If visualising your film means the picture you see in your minds eye from reading the script, you need this book. If, like me, you are not a tech-head and the thought of aspect ratios and their post implications is a mystery and you would not know a "B" winding from a pepper fresnel, this ones for you.
Billed as the authoritative guide to filmmaking from fundraising to distribution, the book achieves this in clear, accessible language using current up-to date information. Unusually for an American publication, it recognises that theres a big wide world outside the US of A, where films are also made and where sometimes things are done a differently. Thats a good indicator of the meticulous research and clear thinking that has gone into this publication and why it has a 20-year history as a filmmaker resource.
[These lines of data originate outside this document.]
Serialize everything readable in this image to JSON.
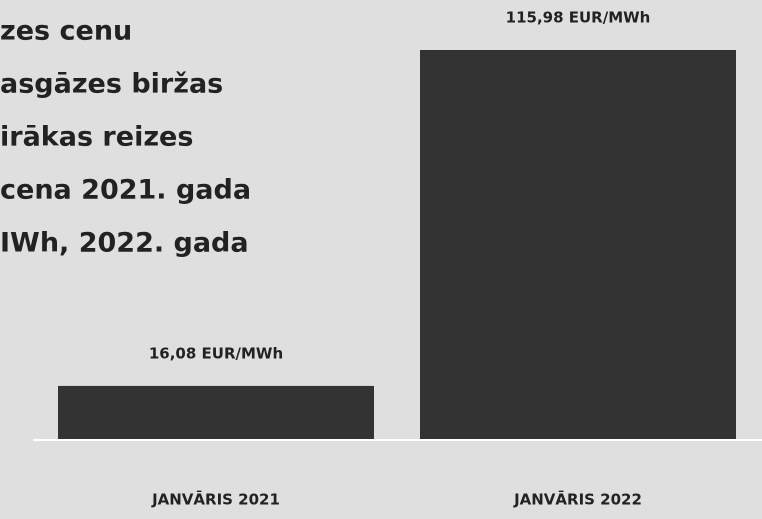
{
  "chart_data": {
    "type": "bar",
    "title_lines": [
      "zes cenu",
      "asgāzes biržas",
      "irākas reizes",
      "cena 2021. gada",
      "IWh, 2022. gada"
    ],
    "categories": [
      "JANVĀRIS 2021",
      "JANVĀRIS 2022"
    ],
    "values": [
      16.08,
      115.98
    ],
    "value_labels": [
      "16,08 EUR/MWh",
      "115,98 EUR/MWh"
    ],
    "color": "#333333"
  }
}
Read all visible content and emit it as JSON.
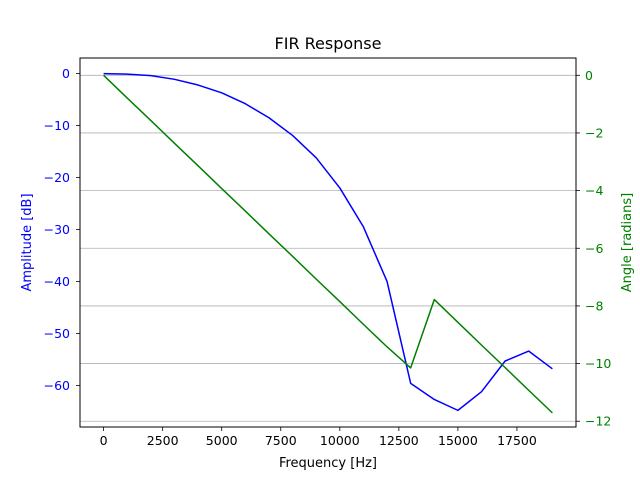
{
  "chart_data": {
    "type": "line",
    "title": "FIR Response",
    "xlabel": "Frequency [Hz]",
    "ylabel_left": "Amplitude [dB]",
    "ylabel_right": "Angle [radians]",
    "xlim": [
      -1000,
      20000
    ],
    "ylim_left": [
      -68,
      3
    ],
    "ylim_right": [
      -12.2,
      0.6
    ],
    "x_ticks": [
      0,
      2500,
      5000,
      7500,
      10000,
      12500,
      15000,
      17500
    ],
    "x_tick_labels": [
      "0",
      "2500",
      "5000",
      "7500",
      "10000",
      "12500",
      "15000",
      "17500"
    ],
    "y_left_ticks": [
      0,
      -10,
      -20,
      -30,
      -40,
      -50,
      -60
    ],
    "y_left_tick_labels": [
      "0",
      "−10",
      "−20",
      "−30",
      "−40",
      "−50",
      "−60"
    ],
    "y_right_ticks": [
      0,
      -2,
      -4,
      -6,
      -8,
      -10,
      -12
    ],
    "y_right_tick_labels": [
      "0",
      "−2",
      "−4",
      "−6",
      "−8",
      "−10",
      "−12"
    ],
    "grid": "horizontal lines at right-axis ticks",
    "colors": {
      "amplitude": "#0000ff",
      "angle": "#008000",
      "grid": "#b0b0b0",
      "axes": "#000000"
    },
    "x": [
      0,
      1000,
      2000,
      3000,
      4000,
      5000,
      6000,
      7000,
      8000,
      9000,
      10000,
      11000,
      12000,
      13000,
      14000,
      15000,
      16000,
      17000,
      18000,
      19000
    ],
    "series": [
      {
        "axis": "left",
        "color": "#0000ff",
        "values": [
          0,
          -0.1,
          -0.4,
          -1.1,
          -2.2,
          -3.7,
          -5.8,
          -8.5,
          -11.9,
          -16.2,
          -22.0,
          -29.5,
          -40.0,
          -59.6,
          -62.7,
          -64.8,
          -61.2,
          -55.3,
          -53.4,
          -56.8
        ]
      },
      {
        "axis": "right",
        "color": "#008000",
        "values": [
          0,
          -0.79,
          -1.57,
          -2.36,
          -3.14,
          -3.93,
          -4.71,
          -5.5,
          -6.28,
          -7.07,
          -7.85,
          -8.64,
          -9.42,
          -10.15,
          -7.78,
          -8.57,
          -9.36,
          -10.14,
          -10.93,
          -11.71
        ]
      }
    ]
  }
}
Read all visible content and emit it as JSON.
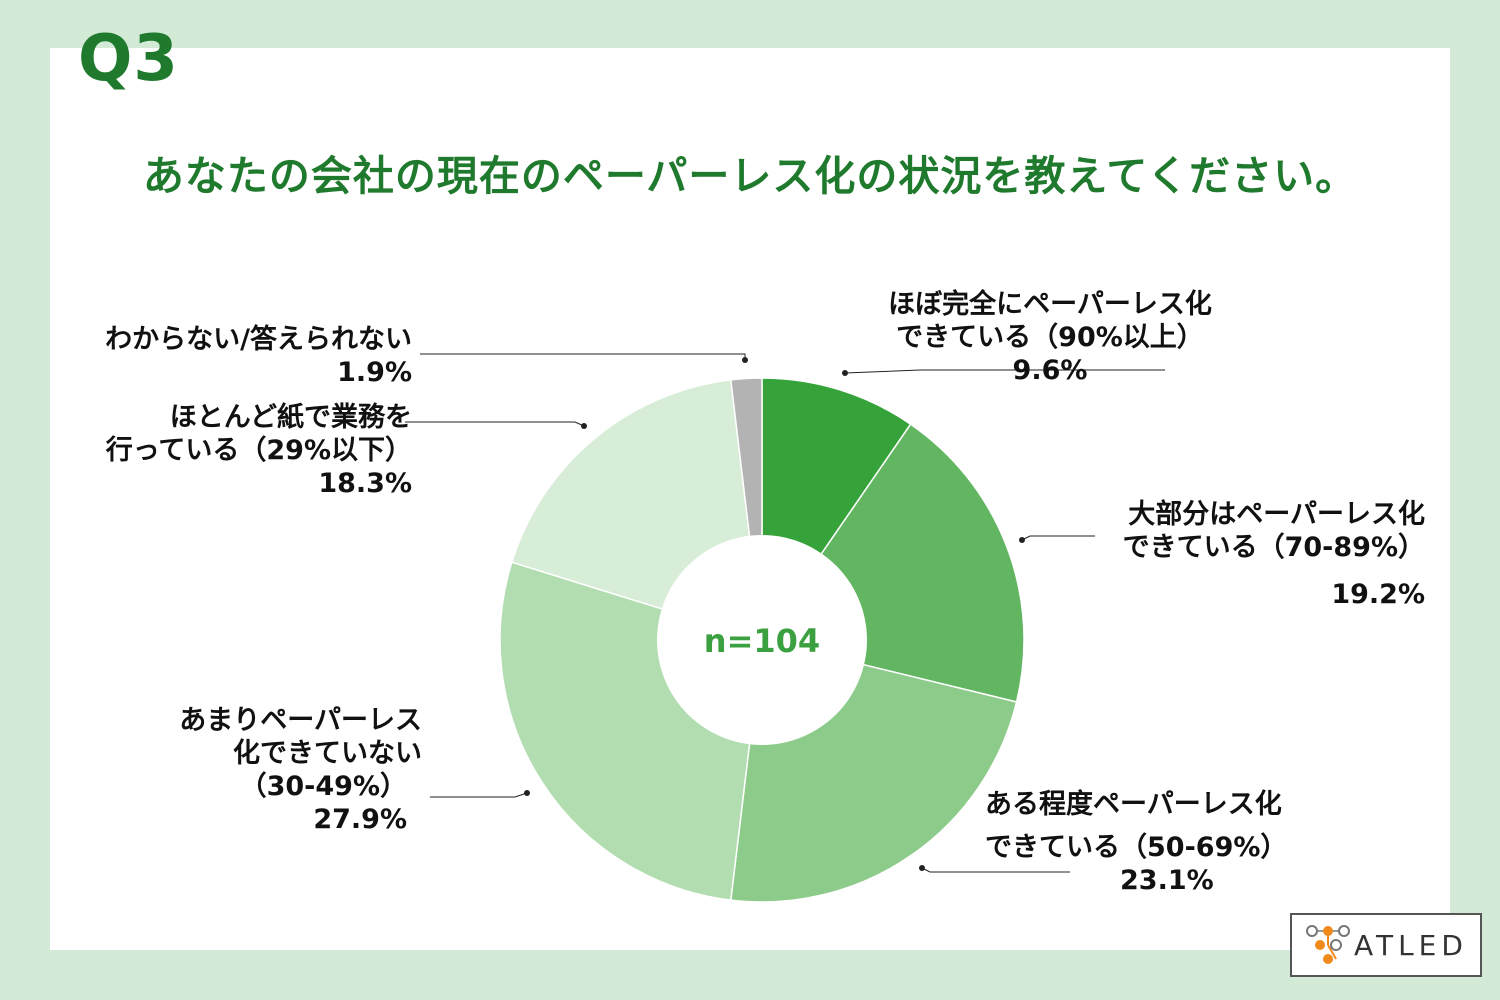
{
  "header": {
    "q_label": "Q3",
    "question": "あなたの会社の現在のペーパーレス化の状況を教えてください。"
  },
  "colors": {
    "background": "#d3ead6",
    "title": "#1f7a2d",
    "slices": [
      "#35a23a",
      "#62b662",
      "#8dcb8a",
      "#b1ddb0",
      "#d8edd7",
      "#b3b3b3"
    ],
    "center_text": "#3aa040"
  },
  "chart_data": {
    "type": "pie",
    "donut": true,
    "center_label": "n=104",
    "slices": [
      {
        "label_lines": [
          "ほぼ完全にペーパーレス化",
          "できている（90%以上）"
        ],
        "value": 9.6,
        "value_text": "9.6%"
      },
      {
        "label_lines": [
          "大部分はペーパーレス化",
          "できている（70-89%）"
        ],
        "value": 19.2,
        "value_text": "19.2%"
      },
      {
        "label_lines": [
          "ある程度ペーパーレス化",
          "できている（50-69%）"
        ],
        "value": 23.1,
        "value_text": "23.1%"
      },
      {
        "label_lines": [
          "あまりペーパーレス",
          "化できていない",
          "（30-49%）"
        ],
        "value": 27.9,
        "value_text": "27.9%"
      },
      {
        "label_lines": [
          "ほとんど紙で業務を",
          "行っている（29%以下）"
        ],
        "value": 18.3,
        "value_text": "18.3%"
      },
      {
        "label_lines": [
          "わからない/答えられない"
        ],
        "value": 1.9,
        "value_text": "1.9%"
      }
    ]
  },
  "logo": {
    "text": "ATLED",
    "icon": "atled-logo-icon"
  }
}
Its clear the authors are practitioners; Steven Ascher is an award winning filmmaker, a Harvard graduate who taught filmmaking at the Massachusetts Institute of Technology. The MIT film section was founded by Edward Pincus, a pioneer of the personal documentary, who taught filmmaking there and at Harvard.
Each of the eighteen chapters is a detailed guide to one aspect of film production, from camera to film image, through picture, dialogue and sound editing to a full exposition of what goes on in film labs and why. Each specialist chapter is a handbook in itself, with explanatory diagrams, photos and sketches that support the text and put it in a physical context for clear understanding. Nine short appendices form instant guides in a number of useful areas, easily accessible at the back of the book; to check on running times of different formats, synchronising rushes, cement splicing, splitting 16 and 35mm mag tracks prior to the mix and with quick reference depth-of-field and focal length tables included. A handy bibliography, a list of must-visit film websites are included and the index makes everything easy to find.
It is easy to see why a book like this has been a standard text in so many film schools. Hands-on learning will teach anyone the "hows" of shooting quickly, what it cant teach successfully is the "whys". That is the void this handbook fills. This latest edition brings the handbook up to speed, with a guide to the different tape to film transfer systems and recognising that more and more filmmakers are choosing to originate on video, theres a careful comparison of film formats from 8mm to IMAX and video formats from camcorders to HDTV.
This handbook is a gilt-edged investment for aspiring and beginning filmmakers and it would not be out of place in the libraries of experienced professionals either.